On pourrait croire que le Rwanda, souvent présenté comme un modèle de stabilité et de développement en Afrique, mérite une indulgence particulière. Mais cette stabilité-là est celle du tombeau. Elle repose sur l’effroi, la censure, la terreur silencieuse qui glace toute parole libre. Elle repose sur l’impunité.

Contre la dictature de la paix

Il est temps de briser cet hyperventilateur moral qui consiste à justifier l’autoritarisme au nom de la « réconciliation » ou de la « sécurité nationale ». Le Rwanda n’est pas un État de droit. Il est un État policier camouflé derrière des indicateurs économiques flatteurs et une diplomatie habile. Et chaque jour qui passe sans que Victoire Ingabire soit libérée, chaque jour où ses co-accusés restent enfermés sans jugement, creuse un peu plus le fossé entre le mythe rwandais et sa réalité meurtrie.
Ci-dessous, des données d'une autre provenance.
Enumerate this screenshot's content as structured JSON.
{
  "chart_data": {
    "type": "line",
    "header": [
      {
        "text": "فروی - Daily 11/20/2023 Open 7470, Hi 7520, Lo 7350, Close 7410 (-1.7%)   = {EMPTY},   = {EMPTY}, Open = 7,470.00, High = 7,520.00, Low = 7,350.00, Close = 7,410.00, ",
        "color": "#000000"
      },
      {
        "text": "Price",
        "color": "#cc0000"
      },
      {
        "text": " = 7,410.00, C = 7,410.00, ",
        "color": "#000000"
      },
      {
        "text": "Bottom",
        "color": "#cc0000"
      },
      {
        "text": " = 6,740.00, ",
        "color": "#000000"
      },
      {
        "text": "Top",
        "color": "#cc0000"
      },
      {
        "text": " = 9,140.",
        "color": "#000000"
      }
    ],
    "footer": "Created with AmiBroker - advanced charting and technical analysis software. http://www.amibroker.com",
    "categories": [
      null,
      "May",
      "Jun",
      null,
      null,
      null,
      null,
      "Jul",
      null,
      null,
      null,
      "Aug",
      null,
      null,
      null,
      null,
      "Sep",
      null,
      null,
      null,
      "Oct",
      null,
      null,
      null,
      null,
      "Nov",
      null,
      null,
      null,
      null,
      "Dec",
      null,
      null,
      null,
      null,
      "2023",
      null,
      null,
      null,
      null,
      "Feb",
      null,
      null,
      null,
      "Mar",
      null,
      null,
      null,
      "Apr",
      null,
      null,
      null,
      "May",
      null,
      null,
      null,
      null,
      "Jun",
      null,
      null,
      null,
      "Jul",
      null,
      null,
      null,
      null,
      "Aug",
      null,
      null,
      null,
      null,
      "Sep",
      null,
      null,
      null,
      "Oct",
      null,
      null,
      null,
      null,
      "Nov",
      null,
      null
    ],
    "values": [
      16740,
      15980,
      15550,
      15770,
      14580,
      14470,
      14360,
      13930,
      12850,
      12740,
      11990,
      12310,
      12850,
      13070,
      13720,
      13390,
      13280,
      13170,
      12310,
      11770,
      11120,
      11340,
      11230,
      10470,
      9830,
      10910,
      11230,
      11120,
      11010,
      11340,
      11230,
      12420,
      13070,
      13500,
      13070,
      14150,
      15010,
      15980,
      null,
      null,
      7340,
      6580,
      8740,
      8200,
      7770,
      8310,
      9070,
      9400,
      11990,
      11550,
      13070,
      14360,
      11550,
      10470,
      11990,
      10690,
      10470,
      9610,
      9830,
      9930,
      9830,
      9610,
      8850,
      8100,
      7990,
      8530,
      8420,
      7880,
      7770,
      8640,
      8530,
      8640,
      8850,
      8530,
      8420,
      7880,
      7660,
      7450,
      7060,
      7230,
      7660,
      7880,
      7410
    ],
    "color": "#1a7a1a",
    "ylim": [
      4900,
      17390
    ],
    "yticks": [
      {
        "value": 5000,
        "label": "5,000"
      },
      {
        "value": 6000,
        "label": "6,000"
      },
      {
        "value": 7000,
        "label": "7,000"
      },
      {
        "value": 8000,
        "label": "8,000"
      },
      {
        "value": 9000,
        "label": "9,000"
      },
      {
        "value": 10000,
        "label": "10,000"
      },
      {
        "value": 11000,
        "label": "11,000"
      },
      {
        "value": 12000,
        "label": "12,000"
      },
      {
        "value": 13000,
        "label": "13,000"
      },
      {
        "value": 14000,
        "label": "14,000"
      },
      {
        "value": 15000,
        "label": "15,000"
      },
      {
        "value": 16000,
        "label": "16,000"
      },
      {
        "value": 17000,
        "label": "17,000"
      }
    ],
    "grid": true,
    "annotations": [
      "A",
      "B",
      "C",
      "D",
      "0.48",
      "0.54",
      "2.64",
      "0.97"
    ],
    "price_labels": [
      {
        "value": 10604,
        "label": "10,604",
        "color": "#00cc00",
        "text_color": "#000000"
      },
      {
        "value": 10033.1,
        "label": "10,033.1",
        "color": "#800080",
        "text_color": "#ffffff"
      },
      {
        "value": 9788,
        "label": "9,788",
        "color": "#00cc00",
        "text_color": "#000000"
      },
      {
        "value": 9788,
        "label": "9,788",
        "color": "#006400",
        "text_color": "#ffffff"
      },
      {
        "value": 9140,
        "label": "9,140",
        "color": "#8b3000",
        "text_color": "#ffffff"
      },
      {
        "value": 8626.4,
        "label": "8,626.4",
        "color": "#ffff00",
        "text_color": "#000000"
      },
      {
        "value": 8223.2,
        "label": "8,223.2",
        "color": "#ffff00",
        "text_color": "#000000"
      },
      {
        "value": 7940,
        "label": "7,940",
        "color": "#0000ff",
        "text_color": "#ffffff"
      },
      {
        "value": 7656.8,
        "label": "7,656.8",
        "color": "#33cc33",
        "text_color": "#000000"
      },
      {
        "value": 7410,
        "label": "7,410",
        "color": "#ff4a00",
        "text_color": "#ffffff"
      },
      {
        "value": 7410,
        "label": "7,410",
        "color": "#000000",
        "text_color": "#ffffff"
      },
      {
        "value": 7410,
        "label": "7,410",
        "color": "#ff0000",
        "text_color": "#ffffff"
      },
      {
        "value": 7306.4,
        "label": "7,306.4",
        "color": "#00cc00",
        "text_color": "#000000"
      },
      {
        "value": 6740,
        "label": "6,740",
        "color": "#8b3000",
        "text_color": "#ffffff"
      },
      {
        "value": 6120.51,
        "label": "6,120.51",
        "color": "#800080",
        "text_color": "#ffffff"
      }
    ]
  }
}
Amnesty International a raison : il faut libérer Victoire Ingabire. Immédiatement. Et avec elle, les huit militants du DALFA et le journaliste Théoneste Nsengimana. Il faut cesser de criminaliser la dissidence pacifique. Il faut rouvrir l’espace politique. Il faut permettre au Rwanda de redevenir un pays où l’on peut penser autrement sans disparaître.

Car la vraie réconciliation ne naît pas de l’oubli imposé, ni de la soumission. Elle naît du dialogue, du pardon mutuel, de la justice. Et tant que des femmes comme Victoire Ingabire seront en prison pour avoir simplement parlé, le Rwanda restera un pays blessé — non pas par son passé, mais par son présent.